Dépasser la maladie mentale pour comprendre la situation de handicap psychique
« Quitte à être stigmatisé, autant emprunter le label « handicap psychique » que celui de malade mental (…). La société, les usagers, les familles, tous sont plus effrayés par la folie que par le handicap » (Bauduret, 2016) ! En théorie, des années de sensibilisations et de formations ont construit une représentation sociale positive de la grande diversité des situations handicapantes.
En pratique, la réalité et ses enjeux sont clairs : en France, tandis que 1,2 million de personnes bénéficiait d’un suivi psychiatrique (Milon, 2009), 12 à 13 millions présenteraient des troubles psychiques, soit 18 % de la population (Fondation de France, 2018 ; Observatoire sur la santé mentale, 2021).
Ces dysfonctionnements de la personnalité, d’origine mentale, ont des impacts lourds en termes humain, social, économique ou sanitaire.
Se déclarant généralement entre 15 et 25 ans, elles compromettent la vie privée et professionnelle des jeunes patients et de leur entourage. Souvent tu, honteux et tabou, ce handicap invisible se caractérise par des perturbations graves, chroniques ou durables du comportement et de l’adaptation sociale (Zribi, 2003).
Les symptômes impactent les capacités d’autonomie et d’adaptation des personnes dans leurs interactions sociales, dans leur vie quotidienne et socioprofessionnelle (notamment une reconnaissance administrative).
Le handicap psychique dans la vie professionnelle
La question du handicap psychique est fondamentale pour deux raisons essentielles. Il peut être une conséquence directe du travail (burn, brown et bore out), déclenchant des dépressions sévères et des incapacités proportionnelles.

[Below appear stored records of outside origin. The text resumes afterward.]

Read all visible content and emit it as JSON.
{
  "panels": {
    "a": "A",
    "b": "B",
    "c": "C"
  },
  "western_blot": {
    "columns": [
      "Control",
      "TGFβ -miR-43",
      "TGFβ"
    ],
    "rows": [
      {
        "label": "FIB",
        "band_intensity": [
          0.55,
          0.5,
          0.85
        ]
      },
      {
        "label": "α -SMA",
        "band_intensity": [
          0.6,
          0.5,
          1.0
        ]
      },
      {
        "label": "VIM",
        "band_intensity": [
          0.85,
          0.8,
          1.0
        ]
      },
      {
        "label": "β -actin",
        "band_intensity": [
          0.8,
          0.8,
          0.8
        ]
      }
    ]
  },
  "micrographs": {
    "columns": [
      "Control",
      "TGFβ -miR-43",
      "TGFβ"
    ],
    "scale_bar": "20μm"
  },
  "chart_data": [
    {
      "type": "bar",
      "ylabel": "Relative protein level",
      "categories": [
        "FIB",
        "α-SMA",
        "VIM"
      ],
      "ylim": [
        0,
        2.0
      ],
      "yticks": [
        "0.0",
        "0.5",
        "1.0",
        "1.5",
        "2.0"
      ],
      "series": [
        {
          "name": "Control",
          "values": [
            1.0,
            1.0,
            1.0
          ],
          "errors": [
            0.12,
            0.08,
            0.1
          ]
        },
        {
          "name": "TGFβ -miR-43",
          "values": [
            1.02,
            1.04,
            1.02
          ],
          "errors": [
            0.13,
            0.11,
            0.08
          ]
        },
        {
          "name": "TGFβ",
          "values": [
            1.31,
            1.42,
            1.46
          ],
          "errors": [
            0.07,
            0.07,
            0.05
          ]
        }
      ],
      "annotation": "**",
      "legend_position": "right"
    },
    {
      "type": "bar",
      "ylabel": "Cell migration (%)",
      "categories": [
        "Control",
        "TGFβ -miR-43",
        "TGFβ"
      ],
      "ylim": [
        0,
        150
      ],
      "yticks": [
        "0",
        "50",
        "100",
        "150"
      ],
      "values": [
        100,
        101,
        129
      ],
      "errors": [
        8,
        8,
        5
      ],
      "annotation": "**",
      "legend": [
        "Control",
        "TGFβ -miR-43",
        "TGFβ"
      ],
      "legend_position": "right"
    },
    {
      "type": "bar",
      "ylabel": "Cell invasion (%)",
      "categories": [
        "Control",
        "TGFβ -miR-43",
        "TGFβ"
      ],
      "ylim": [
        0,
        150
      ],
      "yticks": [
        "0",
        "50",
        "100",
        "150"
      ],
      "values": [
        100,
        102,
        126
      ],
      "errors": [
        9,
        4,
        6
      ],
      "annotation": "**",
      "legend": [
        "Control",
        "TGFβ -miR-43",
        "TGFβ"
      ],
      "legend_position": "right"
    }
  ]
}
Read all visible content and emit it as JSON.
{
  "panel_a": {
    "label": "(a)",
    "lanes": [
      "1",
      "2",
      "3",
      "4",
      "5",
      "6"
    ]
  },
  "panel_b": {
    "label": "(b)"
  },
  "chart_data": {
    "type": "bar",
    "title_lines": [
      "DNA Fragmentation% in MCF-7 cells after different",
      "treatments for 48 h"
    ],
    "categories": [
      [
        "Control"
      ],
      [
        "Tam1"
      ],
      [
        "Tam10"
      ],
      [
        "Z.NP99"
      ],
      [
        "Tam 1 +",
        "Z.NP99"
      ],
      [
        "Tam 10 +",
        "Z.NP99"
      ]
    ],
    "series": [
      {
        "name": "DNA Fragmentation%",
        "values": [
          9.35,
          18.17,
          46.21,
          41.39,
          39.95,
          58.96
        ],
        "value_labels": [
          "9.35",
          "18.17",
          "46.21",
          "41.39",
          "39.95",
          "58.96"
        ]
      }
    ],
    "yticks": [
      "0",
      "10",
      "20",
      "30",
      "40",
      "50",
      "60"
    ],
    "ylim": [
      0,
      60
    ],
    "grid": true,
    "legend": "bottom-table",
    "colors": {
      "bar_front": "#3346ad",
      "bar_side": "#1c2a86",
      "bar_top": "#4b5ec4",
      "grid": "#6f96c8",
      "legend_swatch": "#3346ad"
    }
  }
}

Inversement, les organisations peuvent aussi l’aggraver, de manière plus indirecte, en générant une atmosphère propice aux déclenchements des symptômes (avec une affectation des performances cognitives au niveau de la concentration et de la compréhension, une augmentation de la souffrance, une détérioration de la santé mentale).
Il s’agit d’une véritable problématique dont les entreprises doivent se saisir durablement puisqu’elles sont à la fois productrices de ces situations et victimes de leurs conséquences.
L’étude IMS « Entreprendre Pour la Cité » (2011), réalisée au sein d’entreprises leaders (l’Oréal, Alstom, Areva et CNP Assurance), nous alertait déjà sur leurs réalités. Alors que toutes s’étaient lancées dans l’application des lois de 1987 et de 2005 pour faciliter l’emploi de PSH, un grand nombre de leurs managers déclaraient éprouver des difficultés dans le recrutement de ce type de travailleurs.
Aujourd’hui, rien n’a changé puisque 85 % des recruteurs et 78% des salariés considèrent le handicap psychique comme difficile à intégrer dans une entreprise (Baromètre Agefiph -Ifop, 2022).
Un changement de paradigme et de posture nécessaire, à ancrer dans le long terme
Dans le cadre d’un monde professionnel inclusif, le travail et son environnement devraient être désirables et un réel objectif pour permettre à chacun d’atteindre une autonomie globale.
Pour intégrer ces salariés contraints d’emprunter un chemin non linéaire, jamais terminé et incluant des rechutes, les parties prenantes doivent rester engagées et garder quotidiennement une vision positive de l’avenir.
Sachant que ces troubles peuvent concerner n’importe qui, n’importe quand, le handicap psychique dans le milieu du travail doit être abordé urgemment dans les politiques RH des entreprises.